Optometrists in co-management relationships help each focus on area of interest in practice

December 1, 2009

Even limited co-management relationships may benefit optometrists as they allow them to focus on areas of patient care in which they are passionate.

"Co-managing ophthalmology patients brings a potential for added revenue, but it can bring other rewards as well because it is an educational process, it expands patient variety, and it improves patient outcomes. Therefore, I truly believe co-management is a win-win-win situation," said Dr. Lavery, TLC Eye Care and Laser Centers of Michigan, Jackson and Battle Creek.

Even optometrists who are happy without being involved in co-management may find limited co-management relationships beneficial as they allow them to focus on the areas of patient care about which they are passionate, he said.

The optometrist also must feel comfortable contacting the ophthalmologist at any time about any patient concerns. "The ophthalmologist should be your 'phone-a-friend' whose number you keep on speed dial. You should feel at ease calling with any questions and recognize there is no such thing as giving your co-managing partner too much information," Dr. Lavery said.

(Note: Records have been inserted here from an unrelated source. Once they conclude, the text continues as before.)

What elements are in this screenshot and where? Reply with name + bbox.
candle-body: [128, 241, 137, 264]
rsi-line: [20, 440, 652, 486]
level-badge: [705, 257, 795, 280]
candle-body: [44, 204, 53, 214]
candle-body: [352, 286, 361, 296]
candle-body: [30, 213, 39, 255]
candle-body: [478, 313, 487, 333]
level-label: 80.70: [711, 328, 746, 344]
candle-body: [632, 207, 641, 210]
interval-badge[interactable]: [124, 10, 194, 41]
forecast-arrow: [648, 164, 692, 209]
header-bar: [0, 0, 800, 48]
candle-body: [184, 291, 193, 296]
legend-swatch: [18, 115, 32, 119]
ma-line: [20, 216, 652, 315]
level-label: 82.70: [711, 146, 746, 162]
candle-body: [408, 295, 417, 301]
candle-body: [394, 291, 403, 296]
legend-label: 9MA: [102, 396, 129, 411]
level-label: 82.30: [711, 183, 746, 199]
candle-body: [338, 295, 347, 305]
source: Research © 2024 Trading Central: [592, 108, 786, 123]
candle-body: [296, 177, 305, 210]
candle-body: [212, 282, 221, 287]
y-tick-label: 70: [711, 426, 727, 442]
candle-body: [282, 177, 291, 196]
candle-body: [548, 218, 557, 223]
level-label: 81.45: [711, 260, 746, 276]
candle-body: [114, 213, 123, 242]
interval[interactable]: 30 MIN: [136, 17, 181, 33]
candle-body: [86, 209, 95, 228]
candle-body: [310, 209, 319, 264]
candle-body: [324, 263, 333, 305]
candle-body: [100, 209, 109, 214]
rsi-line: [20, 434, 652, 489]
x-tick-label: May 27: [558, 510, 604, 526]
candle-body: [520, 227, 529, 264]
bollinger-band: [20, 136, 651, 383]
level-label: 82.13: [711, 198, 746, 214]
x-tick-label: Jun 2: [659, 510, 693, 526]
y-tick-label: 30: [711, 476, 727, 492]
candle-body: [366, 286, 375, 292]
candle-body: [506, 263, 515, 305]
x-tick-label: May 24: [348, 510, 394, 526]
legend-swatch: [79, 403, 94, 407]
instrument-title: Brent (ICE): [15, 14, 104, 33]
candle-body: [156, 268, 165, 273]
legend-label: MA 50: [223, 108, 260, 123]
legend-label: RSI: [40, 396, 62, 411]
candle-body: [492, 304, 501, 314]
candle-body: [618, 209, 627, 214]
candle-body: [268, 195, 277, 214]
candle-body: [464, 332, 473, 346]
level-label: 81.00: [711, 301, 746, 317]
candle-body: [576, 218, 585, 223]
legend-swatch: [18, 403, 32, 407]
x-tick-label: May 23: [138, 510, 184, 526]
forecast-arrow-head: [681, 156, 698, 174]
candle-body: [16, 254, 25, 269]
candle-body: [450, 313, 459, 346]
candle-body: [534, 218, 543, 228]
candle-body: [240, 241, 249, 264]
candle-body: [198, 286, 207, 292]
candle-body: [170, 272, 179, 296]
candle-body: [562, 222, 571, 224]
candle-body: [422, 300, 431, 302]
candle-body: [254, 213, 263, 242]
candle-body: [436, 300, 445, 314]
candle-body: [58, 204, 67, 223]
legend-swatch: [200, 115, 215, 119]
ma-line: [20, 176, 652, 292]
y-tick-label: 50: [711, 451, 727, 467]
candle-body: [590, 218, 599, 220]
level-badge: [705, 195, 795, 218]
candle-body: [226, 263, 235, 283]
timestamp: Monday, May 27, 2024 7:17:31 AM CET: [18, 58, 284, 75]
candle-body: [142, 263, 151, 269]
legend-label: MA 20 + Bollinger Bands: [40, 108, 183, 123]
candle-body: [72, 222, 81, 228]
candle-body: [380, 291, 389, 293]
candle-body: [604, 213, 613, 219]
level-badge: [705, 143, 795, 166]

Co-managing cataract patients

Although the growth of laser vision probably was the greatest stimulus for the development of co-management relationships, many other opportunities exist. Dr. Lavery focused on the role of the optometrist in co-managing cataract surgery patients.

He noted that with premium intraocular lenses (IOLs), cataract surgery has merged into refractive surgery, so the preoperative management of cataract surgery patients is the same as that extended to refractive surgery patients.

For example, contact lens wear needs to be discontinued far enough in advance of the surgery so that axial length and keratometry measurements will be accurate for precise IOL power calculation. In addition, external and ocular surface disease conditions that can affect quality of vision need to be diagnosed and managed. Among these, dry eye disease and blepharitis are very common, but are often missed.

"Patients should be ready for their procedure when they come to the surgeon," Dr. Lavery continued. "A delay due to the presence of a condition that was not adequately managed can undermine the co-management relationship. Be sure you treat lid margin disease and tear dysfunction before sending a patient in for cataract consultation."

Other relatively common conditions include map-dot-fingerprint dystrophy, pterygium, and Salzmann's nodular degeneration. Decisions about performing corneal scraping to remove erosions in eyes with map-dot-fingerprint dystrophy can be challenging because its role as a culprit in vision degradation may be unclear.

Dr. Lavery suggested that a rigid gas permeable contact lens trial may provide the answer. "If the patient picks up two or three lines of vision, then you may want to remove the map-dot- fingerprint dystrophy and wait until the patient has healed before sending him or her on to the surgeon," he said.

With pterygium, he recommended that a growing lesion be removed. However, if it appears stable, any astigmatism it is causing may be neutralized using a toric IOL.

Corneal nodules in a patient with Salzmann's nodular degeneration can be removed using a crescent blade, but the procedure should be done several weeks before surgery.